Interest on the term loan accrues on the principal amount outstanding at a floating per annum rate equal to the greater of the rate of interest noted in The Wall Street Journal Money Rates section, as the “Prime Rate” or 4.00% plus a margin of 4.9% and is payable monthly in arrears and shall be computed on the basis of a 360-day year for the actual number of days elapsed. The Company is required to make interest only payments from July 2022 to May 2027. The note payable has a maturity date of June 15, 2027, at which time any unpaid interest, outstanding principal balance, and a final payment of 4.5% of the original principal amount borrowed shall be due in full. If the Company repays the loan prior to maturity, the Company will be required to pay a prepayment fee of 0.5% - 1% of the outstanding principal balance.

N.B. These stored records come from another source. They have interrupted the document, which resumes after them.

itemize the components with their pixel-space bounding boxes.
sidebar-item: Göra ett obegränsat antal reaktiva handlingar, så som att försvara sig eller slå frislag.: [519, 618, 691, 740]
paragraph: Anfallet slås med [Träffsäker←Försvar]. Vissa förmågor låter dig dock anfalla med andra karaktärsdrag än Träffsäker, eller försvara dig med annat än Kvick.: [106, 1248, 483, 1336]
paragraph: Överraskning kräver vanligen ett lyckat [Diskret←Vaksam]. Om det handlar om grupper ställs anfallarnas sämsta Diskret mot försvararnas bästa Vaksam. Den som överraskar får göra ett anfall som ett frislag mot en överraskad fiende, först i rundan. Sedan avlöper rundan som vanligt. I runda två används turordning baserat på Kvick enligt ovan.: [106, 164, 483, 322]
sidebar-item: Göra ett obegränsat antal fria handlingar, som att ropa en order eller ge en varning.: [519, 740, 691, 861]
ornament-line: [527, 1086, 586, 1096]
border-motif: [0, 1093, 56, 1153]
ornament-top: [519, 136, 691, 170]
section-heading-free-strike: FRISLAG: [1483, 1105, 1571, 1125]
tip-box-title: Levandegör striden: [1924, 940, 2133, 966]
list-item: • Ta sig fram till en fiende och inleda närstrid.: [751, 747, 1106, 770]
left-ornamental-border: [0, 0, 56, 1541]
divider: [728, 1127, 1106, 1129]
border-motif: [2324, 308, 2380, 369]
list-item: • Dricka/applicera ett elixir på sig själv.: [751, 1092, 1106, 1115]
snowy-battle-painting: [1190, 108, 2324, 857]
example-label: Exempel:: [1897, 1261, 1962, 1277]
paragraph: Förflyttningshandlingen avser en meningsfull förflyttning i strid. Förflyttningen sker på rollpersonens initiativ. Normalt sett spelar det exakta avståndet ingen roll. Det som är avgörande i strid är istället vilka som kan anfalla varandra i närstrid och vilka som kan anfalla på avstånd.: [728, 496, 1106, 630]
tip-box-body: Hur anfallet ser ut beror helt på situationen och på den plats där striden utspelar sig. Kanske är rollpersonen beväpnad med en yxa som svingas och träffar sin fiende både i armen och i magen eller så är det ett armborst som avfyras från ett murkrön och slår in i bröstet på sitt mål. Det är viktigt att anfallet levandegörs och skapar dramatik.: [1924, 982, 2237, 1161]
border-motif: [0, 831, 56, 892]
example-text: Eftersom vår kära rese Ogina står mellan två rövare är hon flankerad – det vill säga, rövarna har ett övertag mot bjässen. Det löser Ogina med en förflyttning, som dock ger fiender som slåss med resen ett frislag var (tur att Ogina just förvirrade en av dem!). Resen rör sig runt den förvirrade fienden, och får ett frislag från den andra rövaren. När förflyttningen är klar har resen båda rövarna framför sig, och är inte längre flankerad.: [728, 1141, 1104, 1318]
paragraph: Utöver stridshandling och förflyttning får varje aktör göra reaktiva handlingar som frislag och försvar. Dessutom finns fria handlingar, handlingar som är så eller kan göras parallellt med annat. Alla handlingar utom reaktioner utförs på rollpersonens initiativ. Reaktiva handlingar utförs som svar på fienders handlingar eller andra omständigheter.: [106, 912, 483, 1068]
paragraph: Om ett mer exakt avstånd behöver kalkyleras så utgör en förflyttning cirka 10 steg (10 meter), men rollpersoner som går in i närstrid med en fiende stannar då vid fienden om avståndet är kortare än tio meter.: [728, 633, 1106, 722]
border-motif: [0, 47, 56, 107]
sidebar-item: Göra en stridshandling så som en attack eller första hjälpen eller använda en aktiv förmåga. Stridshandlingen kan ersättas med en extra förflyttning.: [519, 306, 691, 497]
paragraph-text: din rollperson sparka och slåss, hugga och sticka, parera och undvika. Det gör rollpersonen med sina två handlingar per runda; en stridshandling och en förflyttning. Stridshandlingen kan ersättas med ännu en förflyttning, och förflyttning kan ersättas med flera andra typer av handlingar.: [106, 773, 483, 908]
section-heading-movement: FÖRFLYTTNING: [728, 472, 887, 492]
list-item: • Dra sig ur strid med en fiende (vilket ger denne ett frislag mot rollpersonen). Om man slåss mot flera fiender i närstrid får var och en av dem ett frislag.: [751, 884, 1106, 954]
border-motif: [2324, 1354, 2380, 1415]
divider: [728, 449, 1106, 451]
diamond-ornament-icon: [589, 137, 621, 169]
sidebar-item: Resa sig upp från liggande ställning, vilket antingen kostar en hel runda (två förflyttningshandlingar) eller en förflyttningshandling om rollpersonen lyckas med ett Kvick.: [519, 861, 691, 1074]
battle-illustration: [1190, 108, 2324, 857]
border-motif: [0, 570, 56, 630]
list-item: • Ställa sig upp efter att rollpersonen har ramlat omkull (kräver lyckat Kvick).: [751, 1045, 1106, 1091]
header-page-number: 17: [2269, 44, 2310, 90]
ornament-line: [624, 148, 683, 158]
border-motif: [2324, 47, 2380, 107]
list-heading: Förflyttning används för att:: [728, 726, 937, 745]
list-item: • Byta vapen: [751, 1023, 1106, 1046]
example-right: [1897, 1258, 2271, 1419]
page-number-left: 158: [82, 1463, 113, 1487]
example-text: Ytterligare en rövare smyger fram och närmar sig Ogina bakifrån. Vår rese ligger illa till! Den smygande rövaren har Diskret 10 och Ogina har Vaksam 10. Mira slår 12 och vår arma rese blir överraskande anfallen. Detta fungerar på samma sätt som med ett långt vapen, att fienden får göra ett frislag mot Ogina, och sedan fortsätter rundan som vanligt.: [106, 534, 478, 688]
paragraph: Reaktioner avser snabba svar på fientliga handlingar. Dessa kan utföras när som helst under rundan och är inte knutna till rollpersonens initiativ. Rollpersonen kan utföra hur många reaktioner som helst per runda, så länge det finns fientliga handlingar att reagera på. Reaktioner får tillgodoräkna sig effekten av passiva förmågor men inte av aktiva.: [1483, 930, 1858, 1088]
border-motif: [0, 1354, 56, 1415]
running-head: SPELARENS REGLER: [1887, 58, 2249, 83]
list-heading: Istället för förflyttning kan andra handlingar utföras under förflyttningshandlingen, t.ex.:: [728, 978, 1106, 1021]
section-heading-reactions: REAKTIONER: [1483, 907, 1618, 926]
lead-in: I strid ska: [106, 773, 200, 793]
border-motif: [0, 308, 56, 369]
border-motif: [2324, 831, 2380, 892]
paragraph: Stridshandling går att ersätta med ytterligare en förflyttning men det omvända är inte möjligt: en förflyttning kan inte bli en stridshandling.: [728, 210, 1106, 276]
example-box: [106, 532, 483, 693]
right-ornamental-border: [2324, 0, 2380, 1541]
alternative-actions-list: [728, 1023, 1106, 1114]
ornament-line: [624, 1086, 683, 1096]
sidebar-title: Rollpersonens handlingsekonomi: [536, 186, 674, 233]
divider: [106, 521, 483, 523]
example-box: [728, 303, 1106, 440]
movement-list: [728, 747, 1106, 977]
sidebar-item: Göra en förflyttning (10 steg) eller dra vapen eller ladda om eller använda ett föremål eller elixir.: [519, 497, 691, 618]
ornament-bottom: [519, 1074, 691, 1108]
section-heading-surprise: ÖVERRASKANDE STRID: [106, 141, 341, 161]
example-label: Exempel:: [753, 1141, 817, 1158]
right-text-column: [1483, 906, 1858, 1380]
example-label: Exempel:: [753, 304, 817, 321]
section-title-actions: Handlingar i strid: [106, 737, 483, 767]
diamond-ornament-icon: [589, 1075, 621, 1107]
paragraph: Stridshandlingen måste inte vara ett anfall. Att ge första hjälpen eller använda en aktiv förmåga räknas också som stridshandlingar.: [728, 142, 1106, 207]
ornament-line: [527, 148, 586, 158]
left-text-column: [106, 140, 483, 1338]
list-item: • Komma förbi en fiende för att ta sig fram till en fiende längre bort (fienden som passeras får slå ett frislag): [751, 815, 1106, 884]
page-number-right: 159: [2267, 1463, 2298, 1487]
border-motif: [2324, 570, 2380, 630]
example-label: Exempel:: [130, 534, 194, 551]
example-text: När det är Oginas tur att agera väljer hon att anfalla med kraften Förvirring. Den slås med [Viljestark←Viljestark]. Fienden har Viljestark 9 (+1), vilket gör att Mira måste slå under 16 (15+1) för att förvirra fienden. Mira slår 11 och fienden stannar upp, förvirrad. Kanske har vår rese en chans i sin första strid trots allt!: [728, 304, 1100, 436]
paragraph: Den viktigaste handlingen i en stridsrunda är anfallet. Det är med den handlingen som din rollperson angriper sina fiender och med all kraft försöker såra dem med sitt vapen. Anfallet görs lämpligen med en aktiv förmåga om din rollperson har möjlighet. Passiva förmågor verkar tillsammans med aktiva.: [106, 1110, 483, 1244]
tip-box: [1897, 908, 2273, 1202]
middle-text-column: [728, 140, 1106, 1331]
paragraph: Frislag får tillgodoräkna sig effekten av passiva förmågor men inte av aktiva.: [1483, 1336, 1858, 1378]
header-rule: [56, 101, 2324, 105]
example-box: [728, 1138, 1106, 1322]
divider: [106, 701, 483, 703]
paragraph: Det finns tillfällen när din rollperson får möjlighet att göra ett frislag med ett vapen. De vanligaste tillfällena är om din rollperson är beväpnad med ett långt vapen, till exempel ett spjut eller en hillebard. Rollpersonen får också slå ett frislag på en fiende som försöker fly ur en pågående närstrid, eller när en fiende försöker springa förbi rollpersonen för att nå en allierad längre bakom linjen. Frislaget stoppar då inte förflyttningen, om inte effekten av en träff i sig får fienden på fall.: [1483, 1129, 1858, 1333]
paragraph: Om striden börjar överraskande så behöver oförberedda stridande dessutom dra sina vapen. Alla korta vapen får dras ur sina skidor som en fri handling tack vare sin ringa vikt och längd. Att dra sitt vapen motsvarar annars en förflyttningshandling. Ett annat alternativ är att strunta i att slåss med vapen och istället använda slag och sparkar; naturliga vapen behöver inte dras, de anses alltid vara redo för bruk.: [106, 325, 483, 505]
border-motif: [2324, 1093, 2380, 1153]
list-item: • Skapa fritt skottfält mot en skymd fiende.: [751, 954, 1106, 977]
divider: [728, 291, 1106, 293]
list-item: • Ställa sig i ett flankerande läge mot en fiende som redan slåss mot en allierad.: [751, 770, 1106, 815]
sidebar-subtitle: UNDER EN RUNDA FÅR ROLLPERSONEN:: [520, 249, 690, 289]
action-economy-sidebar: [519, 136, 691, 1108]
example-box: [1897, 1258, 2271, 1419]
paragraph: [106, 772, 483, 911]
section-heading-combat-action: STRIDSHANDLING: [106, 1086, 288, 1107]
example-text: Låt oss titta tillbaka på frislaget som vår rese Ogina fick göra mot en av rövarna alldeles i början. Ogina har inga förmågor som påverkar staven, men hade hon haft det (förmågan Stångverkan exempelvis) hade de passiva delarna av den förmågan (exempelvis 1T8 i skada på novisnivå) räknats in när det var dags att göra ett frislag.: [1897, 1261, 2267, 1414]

The Company is also required to pay a 3% success fee of the funded principal amount of the term loan at the time of a liquidity event, as defined in the loan and security agreement. The success fee is enforceable within 10 years from the execution date of the agreement.

 

The Company has accounted for the final payment of $1,800,000 as a discount of the note that will be amortized over the life of the loan using the effective interest method. Amortization of the discount was $100,644 and $100,475 for the three-month period ended March 31, 2025 and 2024, respectively. This amount was recorded as additional interest expense in the accompanying unaudited condensed consolidated statements of operations. As of March 31, 2025 and December 31, 2024, the note has been shown net of unamortized discounts of $912,460 and $1,013,104, respectively.

 

The Company incurred loan costs of $998,393, which are being amortized over the life of the loan using the effective interest method. Amortization of loan costs was $52,265 and $52,431 for the three-month period ended March 31, 2025 and 2024, respectively. As of March 31, 2025 and December 31, 2024, the note has been shown net of unamortized loan costs of $471,026 and $523,291, respectively.

 

The Company is subject to customary financial and reporting covenants under the loan and security agreement. As of March 31, 2025 and December 31, 2024, the Company was in compliance with all debt covenants.

 

Bank of America Leasing & Capital, LLC

 

In March 2024, the Company entered into an equipment purchase agreement for the purchase of software totaling $82,029. The purchase agreement requires 11 equal payments of $7,457 beginning July 1, 2024, through May 1, 2025. As of March 31, 2025 and December 31, 2024, the outstanding principal balance was $14,914 and $37,286, respectively, and was included in the current portion of notes payable in the unaudited condensed consolidated balance sheets.